An Opportunity to Deepen

I believe the world will never be the same now that AI has been invented and has the growing capacity to “learn” and to interact with us conversationally. Far from being an end for the need for newspaper columns about the intersection of family life and faith, it will provide an opportunity to deepen. Faced with an AI system that can give us access to Catholic theology and Church teaching with a keystroke, we will need to focus on what it cannot provide at the push of a button. We will need to focus on the lived experience, on the sensibility to hear the voice of God and the nudges of providence, which happen regularly for those who earnestly seek the Lord and remain in his grace.

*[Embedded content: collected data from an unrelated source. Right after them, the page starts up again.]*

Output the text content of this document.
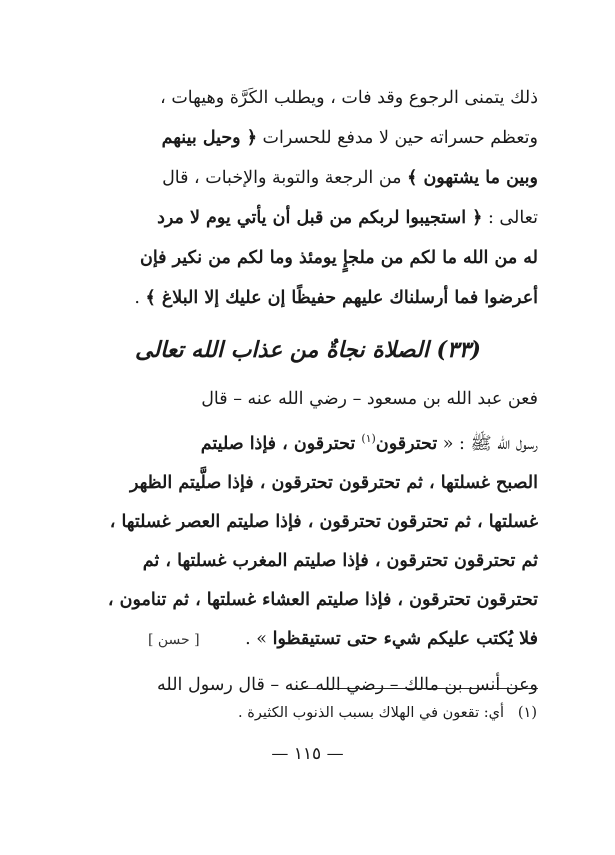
ذلك يتمنى الرجوع وقد فات ، ويطلب الكَرَّة وهيهات ،
وتعظم حسراته حين لا مدفع للحسرات ﴿ وحيل بينهم
وبين ما يشتهون ﴾ من الرجعة والتوبة والإخبات ، قال
تعالى : ﴿ استجيبوا لربكم من قبل أن يأتي يوم لا مرد
له من الله ما لكم من ملجإٍ يومئذ وما لكم من نكير فإن
أعرضوا فما أرسلناك عليهم حفيظًا إن عليك إلا البلاغ ﴾ .

(٣٣) الصلاة نجاةٌ من عذاب الله تعالى

فعن عبد الله بن مسعود – رضي الله عنه – قال
رسول الله ﷺ : « تحترقون$^{(١)}$ تحترقون ، فإذا صليتم
الصبح غسلتها ، ثم تحترقون تحترقون ، فإذا صلَّيتم الظهر
غسلتها ، ثم تحترقون تحترقون ، فإذا صليتم العصر غسلتها ،
ثم تحترقون تحترقون ، فإذا صليتم المغرب غسلتها ، ثم
تحترقون تحترقون ، فإذا صليتم العشاء غسلتها ، ثم تنامون ،
فلا يُكتب عليكم شيء حتى تستيقظوا » . [ حسن ]

وعن أنس بن مالك – رضي الله عنه – قال رسول الله

(١)   أي: تقعون في الهلاك بسبب الذنوب الكثيرة .
— ١١٥ —
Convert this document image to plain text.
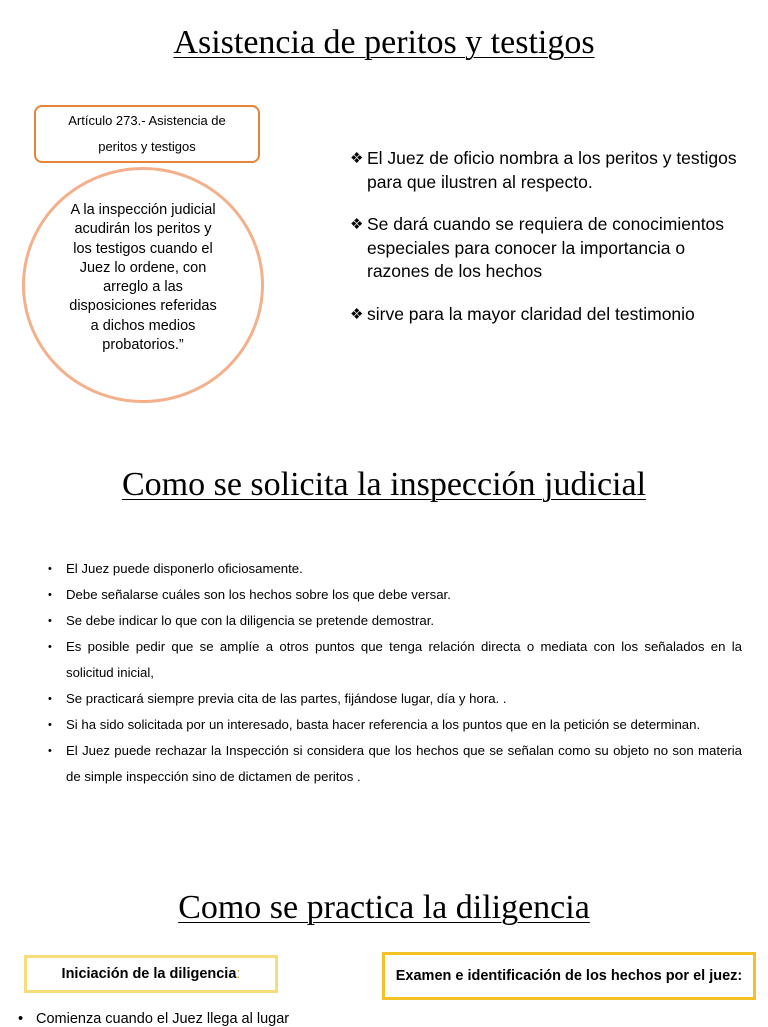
Asistencia de peritos y testigos
Artículo 273.- Asistencia de peritos y testigos
A la inspección judicial acudirán los peritos y los testigos cuando el Juez lo ordene, con arreglo a las disposiciones referidas a dichos medios probatorios.”
❖ El Juez de oficio nombra a los peritos y testigos para que ilustren al respecto.
❖ Se dará cuando se requiera de conocimientos especiales para conocer la importancia o razones de los hechos
❖ sirve para la mayor claridad del testimonio
Como se solicita la inspección judicial
• El Juez puede disponerlo oficiosamente.
• Debe señalarse cuáles son los hechos sobre los que debe versar.
• Se debe indicar lo que con la diligencia se pretende demostrar.
• Es posible pedir que se amplíe a otros puntos que tenga relación directa o mediata con los señalados en la solicitud inicial,
• Se practicará siempre previa cita de las partes, fijándose lugar, día y hora. .
• Si ha sido solicitada por un interesado, basta hacer referencia a los puntos que en la petición se determinan.
• El Juez puede rechazar la Inspección si considera que los hechos que se señalan como su objeto no son materia de simple inspección sino de dictamen de peritos .
Como se practica la diligencia
Iniciación de la diligencia :	Examen e identificación de los hechos por el juez:
• Comienza cuando el Juez llega al lugar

Not only does prayer, adoration and the spiritual life provide us with a source of “knowing” different from internet queries but that prayerful experience adapts with our changing ages and stages. God knows us perfectly and knows where we’ve been, where we are and where we are going. His interventions, his consolations, his inspirations are dynamic, personal and deeply fatherly.

Encounter the Father

While the age of AI is many things to many people, I see it as an open door to encounter the Father. As more and more people become enamored with what AI can give us, I believe that people will begin to hunger more and more for what it cannot give us. I actually think that retreat experiences will flourish, that quiet adoration will prosper and that there will be a general interest in spirituality, prayer and the interior life.

AI is impressive. But more impressive still is the One who created the minds that created it. AI can give us facts, but God gives us truth. It’s almost as if AI will give us a taste of knowing, and encountering the Father will help us experience a different and deeper level of knowing and being known.

Finally, I think that interacting with AI will lead people of faith to hunger for deeper interactions with others and God. AI can only provide so many answers and perspectives, but there is a deep, beautiful and colorful connection that we make with even the most ordinary person — each person an unrepeatable miracle of God, full of layers of meaning and identity, purpose and dreams, the ultimate encounter being with God himself. When we reach the end of human knowledge, there is still more, and that more is God who is infinite in his qualities and who never gets boring. He is deep and dynamic and loving. I will leave you with these three quotes from our great saints:

“The soul that loves God always runs toward him, not to reach a stopping point, but to keep going into the infinite depths of his goodness.”

— St. Gregory of Nyssa

“You, eternal Trinity, are a deep sea, into which the more I enter the more I find, and the more I find the more I seek. O abyss, O eternal Godhead, O sea profound, what more could you give me than yourself?”

— St. Catherine of Siena

“You have made us for yourself, O Lord, and our hearts are restless until they rest in you.”